Jackson nodded, clapping his hands together and rubbing them for warmth. “Man, I hate this weather. Not even Halloween and it’s cold enough to snow.” His voice echoed and rebounded under the concrete of the overpass. “Nolan, you’re pretty quiet. What do you think?”

“Run the prints.” Nolan kept his voice low as he stared at the man’s face. “But that’s Patrick Connelly.”

25

The Axle of the World

Evan had played him.

Knuckles white on the steering wheel, Danny remembered the previous afternoon in the construction trailer, the scorched smell of old coffee, Evan’s feet propped up on the counter. Saying that he would make the call. Saying it too quickly. It had rung an alarm in Danny’s head, but he’d let it go.

Dammit.

The guy had known then what he was going to do. Been planning it. Things had never been under control.

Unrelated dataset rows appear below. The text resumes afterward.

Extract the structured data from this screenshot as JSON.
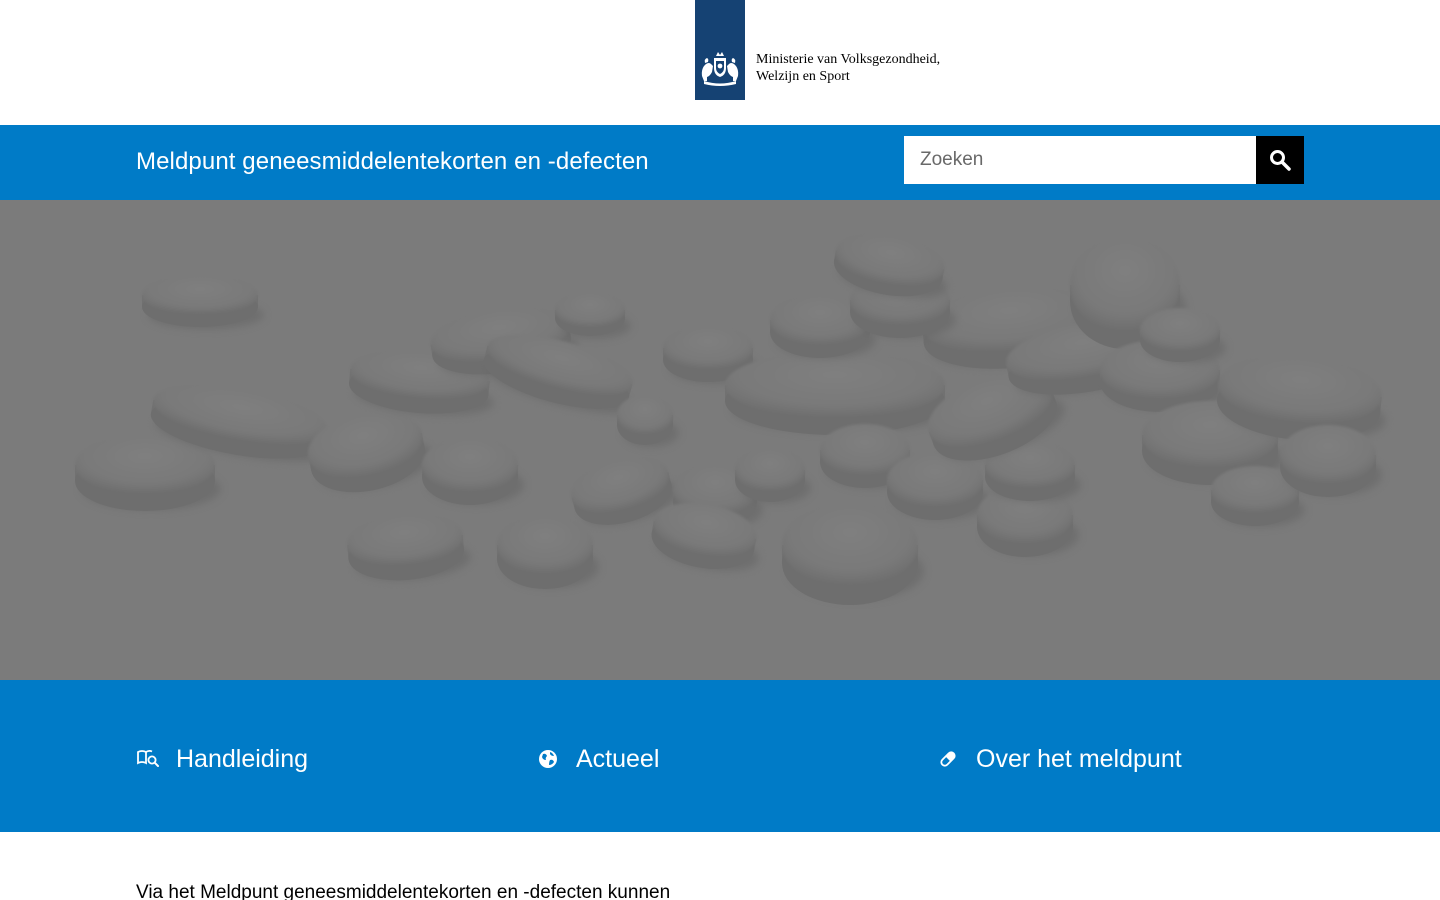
{
  "header": {
    "organisation_line1": "Ministerie van Volksgezondheid,",
    "organisation_line2": "Welzijn en Sport",
    "logo_color": "#154273"
  },
  "sitebar": {
    "title": "Meldpunt geneesmiddelentekorten en -defecten",
    "background_color": "#007bc7",
    "search": {
      "placeholder": "Zoeken",
      "value": "",
      "button_icon": "magnifier-icon"
    }
  },
  "hero": {
    "image": "white-pills-photo"
  },
  "quicklinks": [
    {
      "label": "Handleiding",
      "icon": "book-search-icon"
    },
    {
      "label": "Actueel",
      "icon": "globe-icon"
    },
    {
      "label": "Over het meldpunt",
      "icon": "pill-icon"
    }
  ],
  "main": {
    "intro_text": "Via het Meldpunt geneesmiddelentekorten en -defecten kunnen"
  }
}
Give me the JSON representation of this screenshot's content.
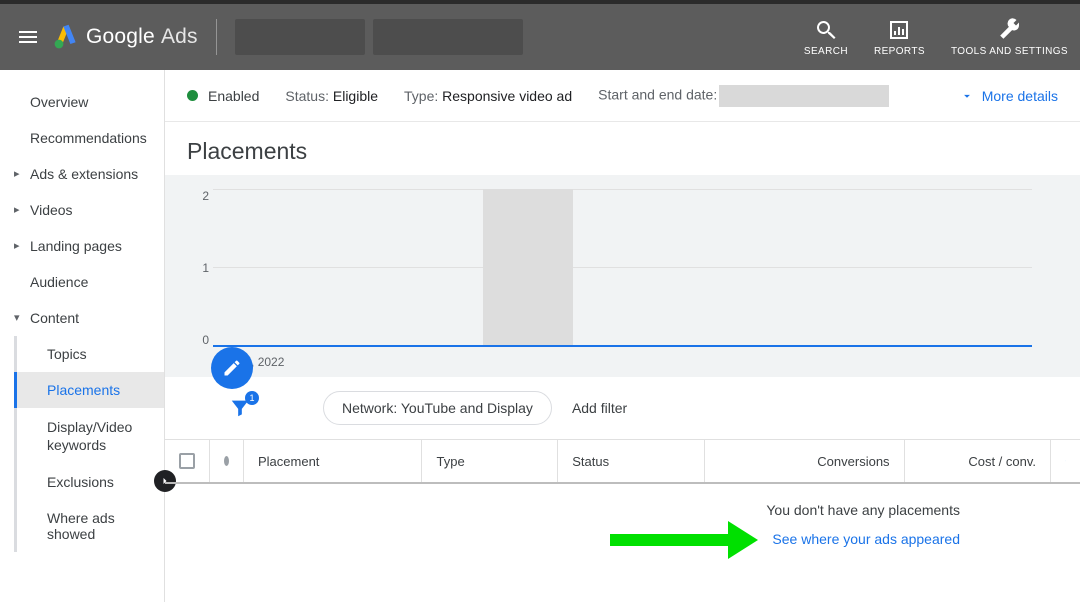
{
  "header": {
    "brand_main": "Google",
    "brand_sub": "Ads",
    "actions": {
      "search": "SEARCH",
      "reports": "REPORTS",
      "tools": "TOOLS AND SETTINGS"
    }
  },
  "sidebar": {
    "items": [
      {
        "label": "Overview"
      },
      {
        "label": "Recommendations"
      },
      {
        "label": "Ads & extensions"
      },
      {
        "label": "Videos"
      },
      {
        "label": "Landing pages"
      },
      {
        "label": "Audience"
      },
      {
        "label": "Content"
      }
    ],
    "content_subs": [
      {
        "label": "Topics"
      },
      {
        "label": "Placements"
      },
      {
        "label": "Display/Video keywords"
      },
      {
        "label": "Exclusions"
      },
      {
        "label": "Where ads showed"
      }
    ]
  },
  "statusbar": {
    "enabled": "Enabled",
    "status_label": "Status:",
    "status_value": "Eligible",
    "type_label": "Type:",
    "type_value": "Responsive video ad",
    "dates_label": "Start and end date:",
    "more": "More details"
  },
  "page": {
    "title": "Placements"
  },
  "chart_data": {
    "type": "line",
    "x": [
      "Aug 17, 2022"
    ],
    "yticks": [
      0,
      1,
      2
    ],
    "ylim": [
      0,
      2
    ],
    "series": [
      {
        "name": "Placements",
        "values": [
          0
        ]
      }
    ],
    "xlabel_visible": "Aug 17, 2022"
  },
  "filter": {
    "badge": "1",
    "chip": "Network: YouTube and Display",
    "add": "Add filter"
  },
  "table": {
    "cols": [
      "Placement",
      "Type",
      "Status",
      "Conversions",
      "Cost / conv."
    ],
    "empty_msg": "You don't have any placements",
    "see_link": "See where your ads appeared"
  }
}
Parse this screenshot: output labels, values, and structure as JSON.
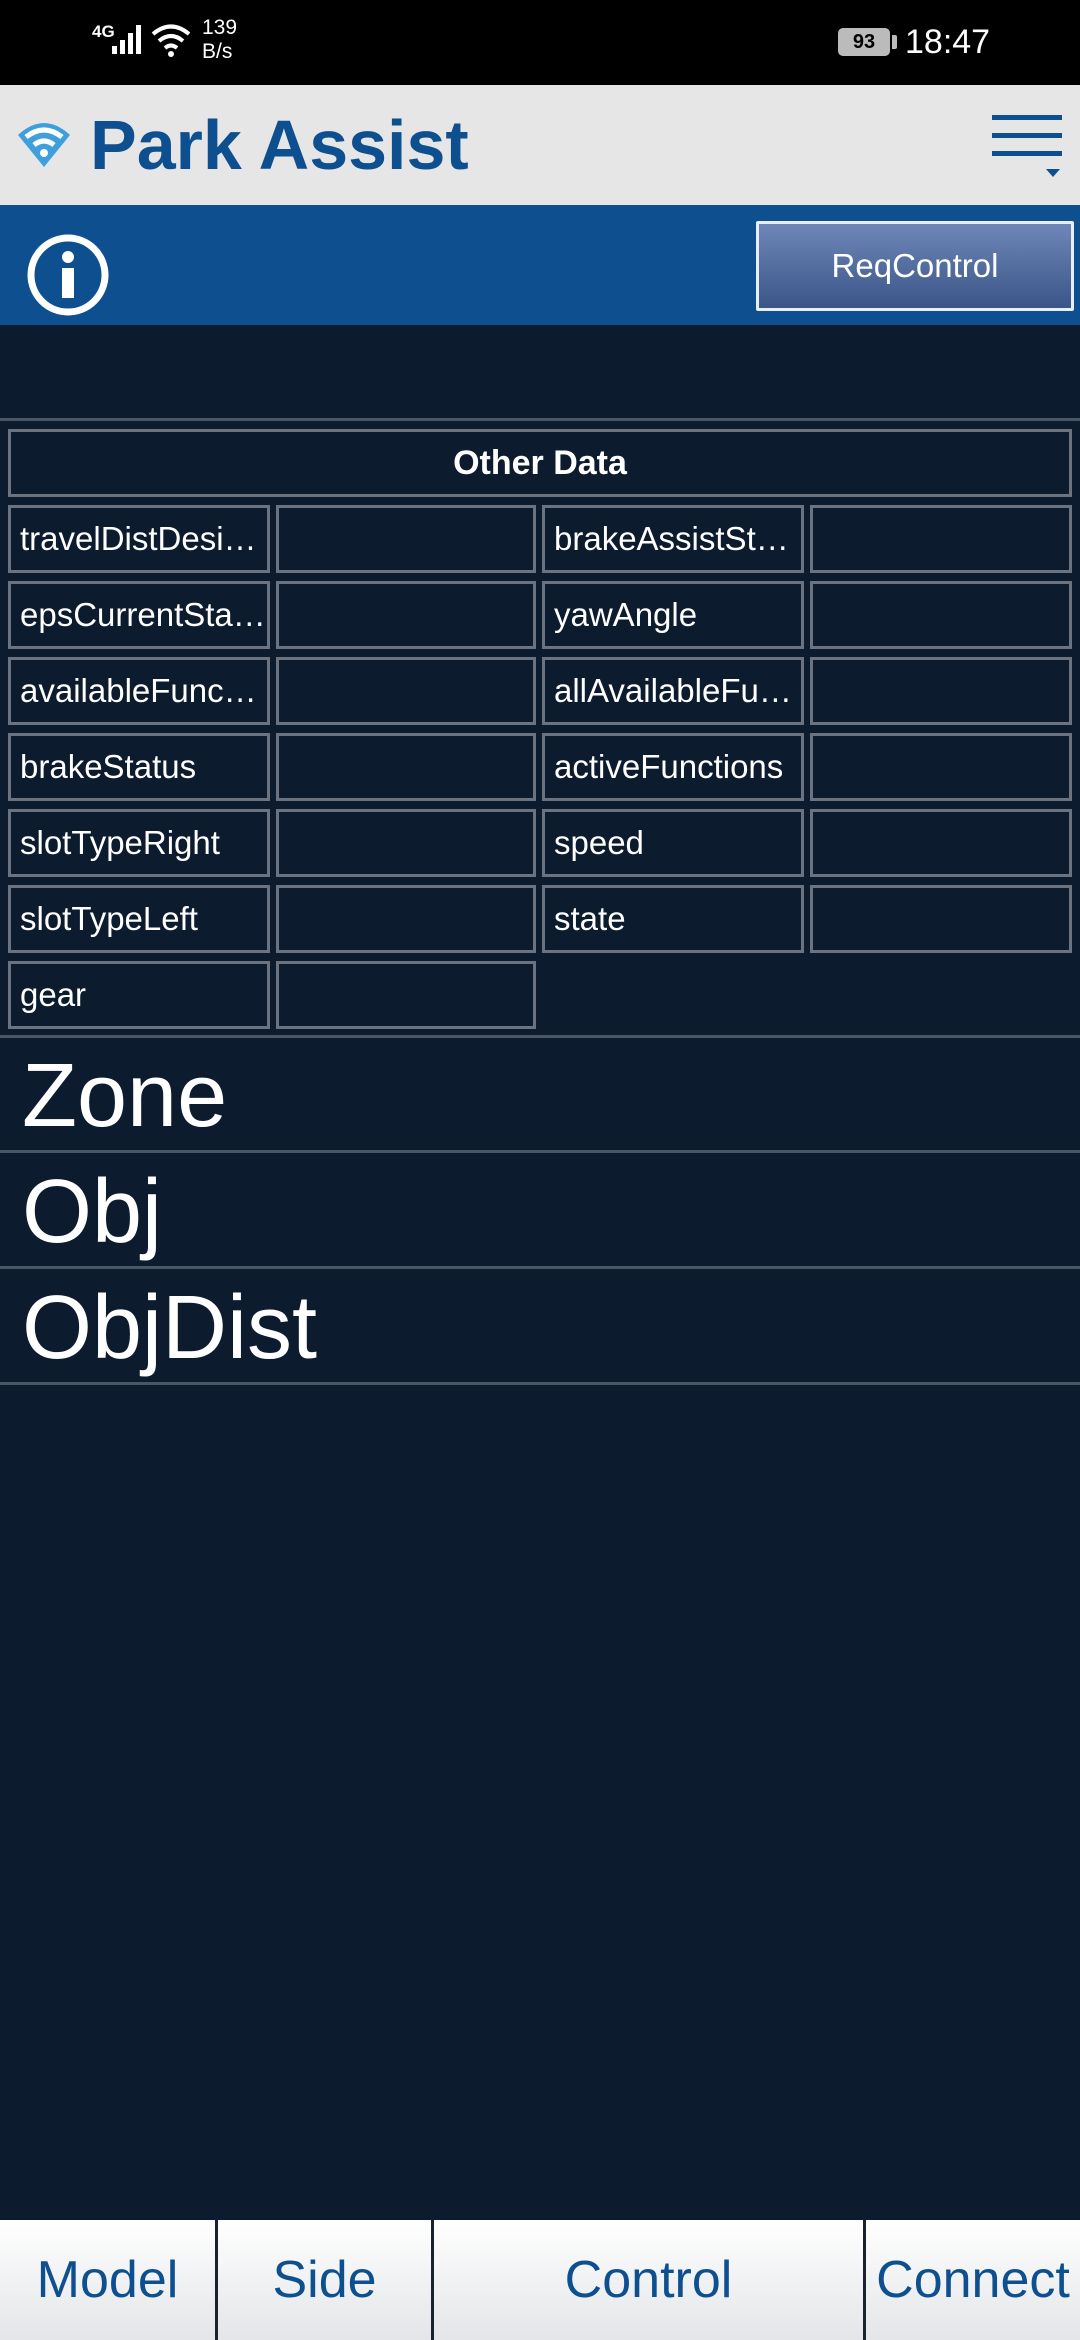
{
  "status_bar": {
    "network": "4G",
    "speed_value": "139",
    "speed_unit": "B/s",
    "battery": "93",
    "time": "18:47"
  },
  "header": {
    "title": "Park Assist",
    "logo_icon": "wifi-shield-logo-icon",
    "menu_icon": "hamburger-menu-icon"
  },
  "toolbar": {
    "info_icon": "info-icon",
    "req_control_label": "ReqControl"
  },
  "other_data": {
    "title": "Other Data",
    "rows": [
      {
        "left_label": "travelDistDesi…",
        "left_value": "",
        "right_label": "brakeAssistSt…",
        "right_value": ""
      },
      {
        "left_label": "epsCurrentSta…",
        "left_value": "",
        "right_label": "yawAngle",
        "right_value": ""
      },
      {
        "left_label": "availableFunc…",
        "left_value": "",
        "right_label": "allAvailableFu…",
        "right_value": ""
      },
      {
        "left_label": "brakeStatus",
        "left_value": "",
        "right_label": "activeFunctions",
        "right_value": ""
      },
      {
        "left_label": "slotTypeRight",
        "left_value": "",
        "right_label": "speed",
        "right_value": ""
      },
      {
        "left_label": "slotTypeLeft",
        "left_value": "",
        "right_label": "state",
        "right_value": ""
      },
      {
        "left_label": "gear",
        "left_value": ""
      }
    ]
  },
  "sections": [
    "Zone",
    "Obj",
    "ObjDist"
  ],
  "bottom_nav": [
    "Model",
    "Side",
    "Control",
    "Connect"
  ],
  "colors": {
    "brand_blue": "#0d4f8f",
    "background": "#0d1b2e",
    "header_bg": "#e6e6e6"
  }
}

You got it, kid. Welcome back to the dance.

After the disastrous phone call, he’d found himself at loose ends. He wanted a place to think, and had set out for a bar in his neighborhood, but when he got there the idea of being so close to home felt sleazy, like bringing a mistress to the marriage bed. He’d gotten back in the truck, planning to head for another neighborhood, but ending up just driving, restlessly circling the city. He’d been doing it an hour now. Driving and talking to himself, punctuating his sentences with slaps to the wheel, going faster as the anger simmered in his belly.

No matter how careful he was, how much thought he put into it, Evan was a tidal wave, an earthquake, a tornado. A force of nature. Danny pressed down harder on the accelerator, feeling the buzz of pavement beneath his tires. You could rage at a whirlwind. You could pull your hair and scream logic and good sense. But in the end, if you stood in its path, you took your chances. Cars blurred as he hurtled toward the skyline, weaving between lanes. There was no reasoning with a force of nature, no relying on its judgment. He swung left around a Mercedes. He’d hitched himself to the cyclone, and there was no way back.

A horn screamed beside him, the Mercedes squealing in panic as he merged into its lane, his quarter panel nearly against the rounded hood. He yanked the steering wheel back, too hard, the tires screeching, and for a moment he thought he might lose it, end up on two wheels and then in a slow, stuttering roll, this whole drama brought to a sudden close, but his nerves cut in, and he eased the wheel back, turning gently, cars all around him honking. Back in his lane, he took deep breaths, ignoring the angry look and middle finger from the driver of the Mercedes. Tapped the brakes to test them, and when they felt solid, started to slow.